- Original title: Ridică-te Gheorghe, ridică-te Ioane!
- Country: Romania
- Language: Romanian

= Arise Gheorghe, Arise Ioan! =

Poem by Radu Gyr

Arise Gheorghe, Arise Ioan! (Ridică-te Gheorghe, ridică-te Ioane!) is a poem by Radu Gyr. In 1958, Radu Gyr was imprisoned and sentenced to death (commuted to life sentences and pardoned in 1964) by the communist authorities of the Romanian People's Republic because of his subversive poem. The poem had asked for peasants to oppose in every way the regime's agricultural policies: it had been issued as the last wave of brutal collectivization was taking hold of the rural landscape.

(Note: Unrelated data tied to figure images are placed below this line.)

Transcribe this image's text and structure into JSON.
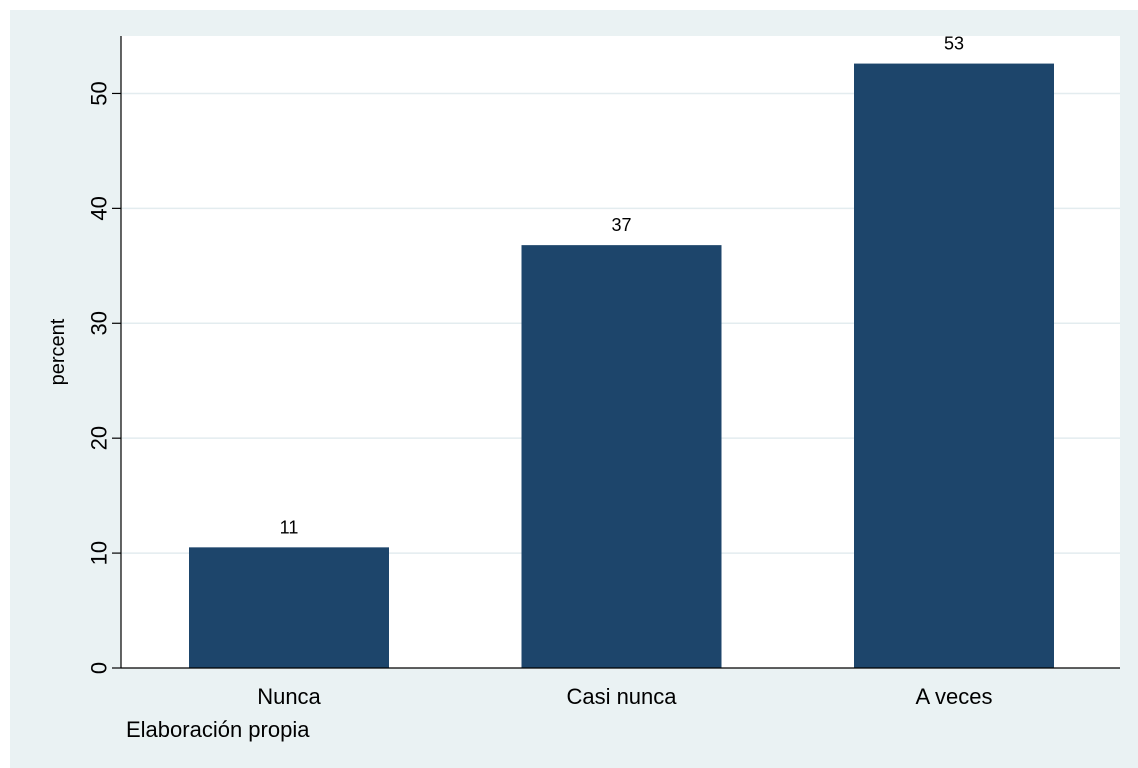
{
  "chart_data": {
    "type": "bar",
    "categories": [
      "Nunca",
      "Casi nunca",
      "A veces"
    ],
    "values": [
      10.5,
      36.8,
      52.6
    ],
    "data_labels": [
      "11",
      "37",
      "53"
    ],
    "title": "",
    "xlabel": "",
    "ylabel": "percent",
    "ylim": [
      0,
      55
    ],
    "yticks": [
      0,
      10,
      20,
      30,
      40,
      50
    ],
    "grid": true,
    "note": "Elaboración  propia",
    "colors": {
      "bar": "#1d456b",
      "plot_background": "#ffffff",
      "outer_background": "#eaf2f3",
      "grid": "#e3ecef"
    }
  }
}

According to Orthodox priest Fabian Seiche, while in prison, Gyr was not treated for any illnesses he had, was often starved, and even tortured.

It is still a very controversial issue in Romania. Literary critic Alex Ștefănescu finds that the poem is "full of drama, of great expressive power" in which "communism itself is transfigured and appears as a metaphysical evil". He contends that the poem has nothing to do with Gyr's past membership in the Iron Guard fascist movement, but can be viewed separately; he proposes a thought experiment: "If we did not know that Radu Gyr he was a legionnaire in his youth, we would not see anything legionary in this poem. It is about a cry of revolt against communism, in the tragic years when our peasants were forcibly dispossessed of their land by the Soviet occupiers, in complicity with the Romanian communists". On the other hand, the critic Nicolae Manolescu considers that the poem is "literary mediocre", yet he also emphasizes "the confusion between Gyr's legionarism and the anti-communism of the poem".

On November 12, 2012, Romanian politician Mihail Neamțu sparked outrage by recited the poem at a campaign event. Neamțu defended himself, stating that his intention by reciting the poem had been to honour victims of the Nazi Holocaust and Soviet Gulags.